Footsteps in the Past…

The Edinburg Mill has been a centerpiece of Edinburg, Virginia society since it was constructed by Major George Grandstaff in 1848.

During the Civil War the mill became the target of Union General Philip Sheridan’s infamous Burning of the Valley. Sheridan’s campaign of destruction attempted to neutralize the Shenandoah Valley as the “Breadbasket of the Confederacy” by destroying or capturing barns, mills, livestock and crops.

Local legend dictates that Nellie Grandstaff (Koontz) and Melvina Grandstaff (Callohan), granddaughters of Major George, saved the Mill. The mill was put to the torch but Nellie and Melvina begged the general to spare the mill. They spoke of their grandfather, who had served in the Mexican Wars, and who lived there in Edinburg. Sheridan, perhaps out of respect for Major Grandstaff, gave the girls a note telling the soldiers to put out the fire. With the help of the townspeople, they formed a bucket-brigade, and only a large beam was burned in the mill. Jokingly, Sheridan claimed his reward asking the girls if they would name their little dog after him. Spiritedly, Nellie said she would not even name a dog after him! Evidence of the attempted burning is still visible within the Mill.

The mill remained a going concern, grinding grain into feed for the local farming community, from its opening until 1978 when it closed as a functioning mill. It was purchased by Jim and Becky Ellis who had the creativity and foresight to see the potential of the old mill, and when they converted it into a restaurant, it literally put Edinburg on the map.
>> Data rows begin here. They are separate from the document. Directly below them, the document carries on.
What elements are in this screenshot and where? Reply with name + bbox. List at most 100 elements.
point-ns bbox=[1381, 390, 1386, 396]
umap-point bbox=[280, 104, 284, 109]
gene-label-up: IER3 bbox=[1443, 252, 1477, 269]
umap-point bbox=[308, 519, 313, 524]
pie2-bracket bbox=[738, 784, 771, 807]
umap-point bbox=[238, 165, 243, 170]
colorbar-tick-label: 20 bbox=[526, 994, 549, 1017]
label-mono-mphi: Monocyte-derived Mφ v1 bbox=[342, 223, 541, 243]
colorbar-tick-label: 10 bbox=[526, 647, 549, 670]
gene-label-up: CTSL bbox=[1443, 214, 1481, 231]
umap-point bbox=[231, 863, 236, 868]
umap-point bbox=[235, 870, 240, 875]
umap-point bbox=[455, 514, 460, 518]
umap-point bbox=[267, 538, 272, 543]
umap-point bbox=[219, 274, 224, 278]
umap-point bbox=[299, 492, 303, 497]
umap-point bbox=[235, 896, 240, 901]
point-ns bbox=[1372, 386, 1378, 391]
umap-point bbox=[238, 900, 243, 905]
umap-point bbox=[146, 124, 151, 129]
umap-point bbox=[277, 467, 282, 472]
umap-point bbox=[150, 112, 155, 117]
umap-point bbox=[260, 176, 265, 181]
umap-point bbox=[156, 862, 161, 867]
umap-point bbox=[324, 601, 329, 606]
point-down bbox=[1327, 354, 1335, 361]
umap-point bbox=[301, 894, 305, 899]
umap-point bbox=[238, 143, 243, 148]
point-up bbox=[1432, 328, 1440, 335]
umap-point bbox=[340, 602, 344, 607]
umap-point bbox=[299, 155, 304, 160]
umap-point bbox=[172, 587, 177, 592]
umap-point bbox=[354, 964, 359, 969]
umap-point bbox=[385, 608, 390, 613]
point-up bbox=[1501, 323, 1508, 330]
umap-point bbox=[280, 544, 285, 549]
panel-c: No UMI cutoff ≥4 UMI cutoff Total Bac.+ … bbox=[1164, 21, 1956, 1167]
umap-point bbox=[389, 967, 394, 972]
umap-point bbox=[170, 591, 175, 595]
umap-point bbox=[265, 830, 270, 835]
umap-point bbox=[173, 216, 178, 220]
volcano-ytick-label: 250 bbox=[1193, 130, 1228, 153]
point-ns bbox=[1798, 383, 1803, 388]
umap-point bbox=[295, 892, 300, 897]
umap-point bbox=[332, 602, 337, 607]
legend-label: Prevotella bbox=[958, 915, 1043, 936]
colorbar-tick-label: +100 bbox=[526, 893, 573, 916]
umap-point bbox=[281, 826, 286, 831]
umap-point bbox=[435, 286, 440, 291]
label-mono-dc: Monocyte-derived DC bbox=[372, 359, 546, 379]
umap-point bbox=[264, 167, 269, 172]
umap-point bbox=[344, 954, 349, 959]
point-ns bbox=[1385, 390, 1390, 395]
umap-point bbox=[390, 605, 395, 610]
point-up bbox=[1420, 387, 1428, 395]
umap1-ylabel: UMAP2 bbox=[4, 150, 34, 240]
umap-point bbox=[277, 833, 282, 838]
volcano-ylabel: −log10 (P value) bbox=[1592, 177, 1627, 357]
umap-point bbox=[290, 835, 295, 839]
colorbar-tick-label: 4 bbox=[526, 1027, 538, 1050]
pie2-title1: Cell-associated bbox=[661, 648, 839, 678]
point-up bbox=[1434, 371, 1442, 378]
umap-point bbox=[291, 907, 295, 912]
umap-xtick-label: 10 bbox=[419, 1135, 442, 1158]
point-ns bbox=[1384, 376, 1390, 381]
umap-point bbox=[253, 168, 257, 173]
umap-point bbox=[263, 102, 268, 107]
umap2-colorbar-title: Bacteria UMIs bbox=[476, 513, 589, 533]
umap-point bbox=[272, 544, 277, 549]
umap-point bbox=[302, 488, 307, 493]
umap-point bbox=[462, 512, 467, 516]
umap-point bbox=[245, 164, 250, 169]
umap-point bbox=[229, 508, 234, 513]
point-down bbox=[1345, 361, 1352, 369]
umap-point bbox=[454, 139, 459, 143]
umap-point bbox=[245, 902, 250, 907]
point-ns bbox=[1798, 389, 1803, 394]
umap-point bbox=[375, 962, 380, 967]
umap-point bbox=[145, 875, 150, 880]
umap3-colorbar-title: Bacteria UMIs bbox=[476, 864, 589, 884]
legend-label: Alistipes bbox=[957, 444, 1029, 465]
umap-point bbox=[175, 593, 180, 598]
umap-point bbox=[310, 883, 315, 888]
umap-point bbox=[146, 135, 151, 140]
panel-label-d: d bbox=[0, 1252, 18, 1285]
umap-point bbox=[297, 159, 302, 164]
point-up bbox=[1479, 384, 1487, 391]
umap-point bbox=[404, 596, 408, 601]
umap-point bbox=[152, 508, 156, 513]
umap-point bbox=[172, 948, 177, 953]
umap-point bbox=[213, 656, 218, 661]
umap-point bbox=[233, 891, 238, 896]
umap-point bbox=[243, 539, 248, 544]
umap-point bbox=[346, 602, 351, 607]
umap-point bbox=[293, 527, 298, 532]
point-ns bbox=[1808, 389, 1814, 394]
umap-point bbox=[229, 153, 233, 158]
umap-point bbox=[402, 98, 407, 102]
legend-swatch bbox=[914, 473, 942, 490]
The Edinburg Ole Time Festival grew out of their work at the mill and has continued to be a drawing card for tourists each year.

The Edinburg Mill Restaurant was in operation under a number of owners from 1979 until it finally closed its doors in July of 1998. For the second time in its life, the mill was in jeopardy.

Creating a Pathway……

It didn’t take long for the action-oriented folks of Edinburg to recognize the value of the mill in terms of its history and its importance to the community.

The Town of Edinburg partnered with the Edinburg Heritage Foundation to purchase the historic Edinburg  Mill in February of 2000. The project was named “Save The Mill” and was first and foremost a historic preservation effort. With a little luck, a lot of perseverance, a lot of work and a lot of money, the citizens of Edinburg are once again seeing the Mill as a center of activity.

The Mill is listed on the National Register of Historic Places as an individual property and it is located in the Edinburg Historic District, which is also on the National Register. The Mill is also a designated Virginia Historic Landmark. The Town had a historic preservation easement placed on the property that is held by the Department of Historic Resources. It is one of the few mills along the historic Valley Pike (Route 11) to survive the Civil War and serves as a prominent and scenic resource along this route, which is a designated Virginia Scenic By-way.

The Edinburg Heritage Foundation has adapted the mill and created a true destination in Edinburg. The facility houses a museum with exhibits dedicated to the history of the Town, the history of the mill and the history of transportation in the Shenandoah Valley. The museum also has a 50-seat theater featuring a locally produced film entitled “The Burning”, based on the book by John Heatwole. In addition to the Museum, two gift shops and a visitor center are already in operation, two banquet rooms are in frequent use, and a restaurant is still available for lease.